Liz Kendall Confirms She Wants To Replace Ed Miliband As Labour Leader

Watch Liz Kendall Declare She Wants To Be Labour Leader
BBC

Liz Kendall has become the first Labour MP to officially declare she is running to replace Ed Miliband as leader of the party.

The MP for Leicester West was asked by Andrew Neil on the BBC's Daily Politics programme on Sunday afternoon if she wanted to be leader. She replied simply: "Yes."

Kendall, who was a shadow health minister in Miliband's team, said the scale of Labour's defeat, which saw David Cameron clinch an overall majority, was "huge". She said the party had sounded too much like the "moaning man in the pub" to win votes.

She added: "I think we didn’t get people's trust on the economy... we didn't set out a positive enough alternative for the future."

A long list of other names are also in the frame for the leadership of the party, as it comes to terms with its unexpected and overwhelming election defeat on Thursday. Chuka Umunna, Andy Burnham, Yvette Cooper, Tristram Hunt and Dan Jarvis, are all seen as likely candidates. David Lammy has said he is considering a bid. And Angela Eagle is understood to be considering running.

Umunna earlier said he would "play the fullest part I can" but declined to confirm that he would join the race to succeed Ed Miliband, who resigned after leading the party to a shocking defeat at the polls.

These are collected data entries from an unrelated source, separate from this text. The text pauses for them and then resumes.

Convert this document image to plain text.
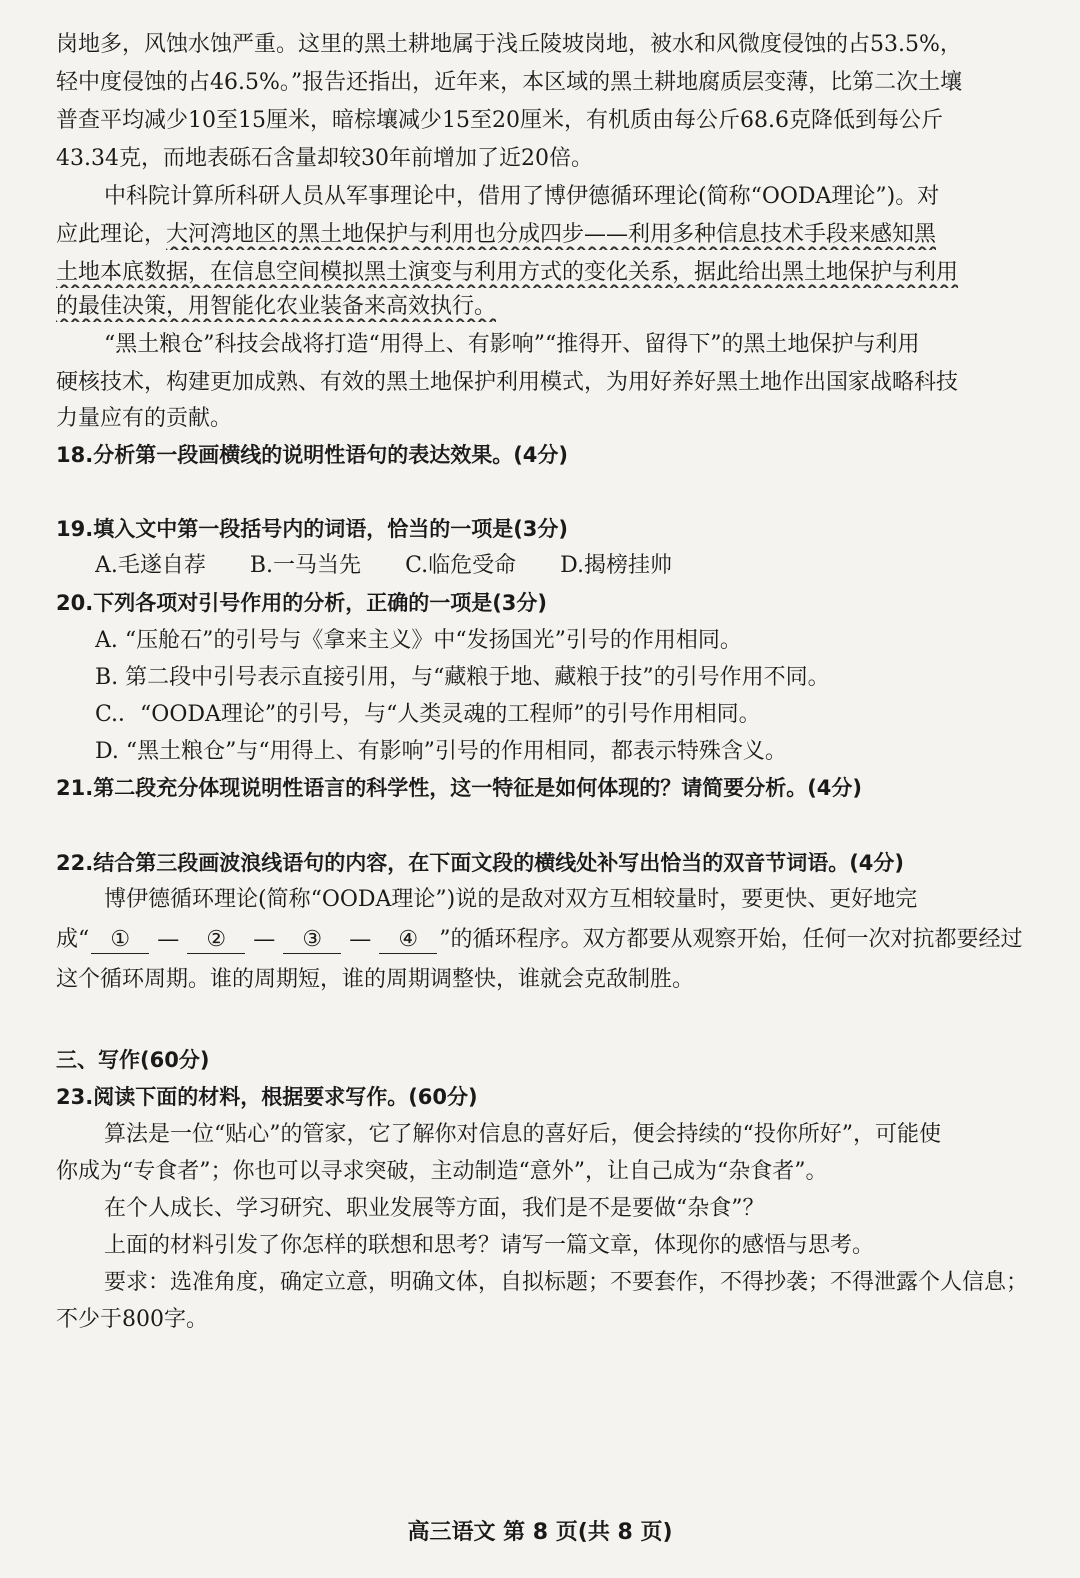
岗地多，风蚀水蚀严重。这里的黑土耕地属于浅丘陵坡岗地，被水和风微度侵蚀的占53.5%，
轻中度侵蚀的占46.5%。”报告还指出，近年来，本区域的黑土耕地腐质层变薄，比第二次土壤
普查平均减少10至15厘米，暗棕壤减少15至20厘米，有机质由每公斤68.6克降低到每公斤
43.34克，而地表砾石含量却较30年前增加了近20倍。
中科院计算所科研人员从军事理论中，借用了博伊德循环理论(简称“OODA理论”)。对
应此理论，大河湾地区的黑土地保护与利用也分成四步——利用多种信息技术手段来感知黑
土地本底数据，在信息空间模拟黑土演变与利用方式的变化关系，据此给出黑土地保护与利用
的最佳决策，用智能化农业装备来高效执行。
“黑土粮仓”科技会战将打造“用得上、有影响”“推得开、留得下”的黑土地保护与利用
硬核技术，构建更加成熟、有效的黑土地保护利用模式，为用好养好黑土地作出国家战略科技
力量应有的贡献。
18.分析第一段画横线的说明性语句的表达效果。(4分)
19.填入文中第一段括号内的词语，恰当的一项是(3分)
A.毛遂自荐 B.一马当先 C.临危受命 D.揭榜挂帅
20.下列各项对引号作用的分析，正确的一项是(3分)
A. “压舱石”的引号与《拿来主义》中“发扬国光”引号的作用相同。
B. 第二段中引号表示直接引用，与“藏粮于地、藏粮于技”的引号作用不同。
C.．“OODA理论”的引号，与“人类灵魂的工程师”的引号作用相同。
D. “黑土粮仓”与“用得上、有影响”引号的作用相同，都表示特殊含义。
21.第二段充分体现说明性语言的科学性，这一特征是如何体现的？请简要分析。(4分)
22.结合第三段画波浪线语句的内容，在下面文段的横线处补写出恰当的双音节词语。(4分)
博伊德循环理论(简称“OODA理论”)说的是敌对双方互相较量时，要更快、更好地完
成“ ① — ② — ③ — ④ ”的循环程序。双方都要从观察开始，任何一次对抗都要经过
这个循环周期。谁的周期短，谁的周期调整快，谁就会克敌制胜。
三、写作(60分)
23.阅读下面的材料，根据要求写作。(60分)
算法是一位“贴心”的管家，它了解你对信息的喜好后，便会持续的“投你所好”，可能使
你成为“专食者”；你也可以寻求突破，主动制造“意外”，让自己成为“杂食者”。
在个人成长、学习研究、职业发展等方面，我们是不是要做“杂食”？
上面的材料引发了你怎样的联想和思考？请写一篇文章，体现你的感悟与思考。
要求：选准角度，确定立意，明确文体，自拟标题；不要套作，不得抄袭；不得泄露个人信息；
不少于800字。
高三语文 第 8 页(共 8 页)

Both joined calls by senior Blairites - including ex-PM Tony Blair himself - for the party to offer a more "aspirational" message that appealed beyond the traditional working class vote.

It came as former New Labour strategy chief Lord Mandelson accused Mr Miliband of throwing away a genuine chance of returning the party to power by his "terrible mistake" of shifting the party to the left.

He said the party leader had delivered "a passionate and a professional performance" in the campaign but had seriously misjudged the public mood.

"The awful, shocking thing about this election is that Labour could have won it or at least come a very near second. The reason we lost it, and lost it so badly, was because in 2010 we discarded New Labour rather than revitalising it and re-energising it and making it relevant for new times that we faced.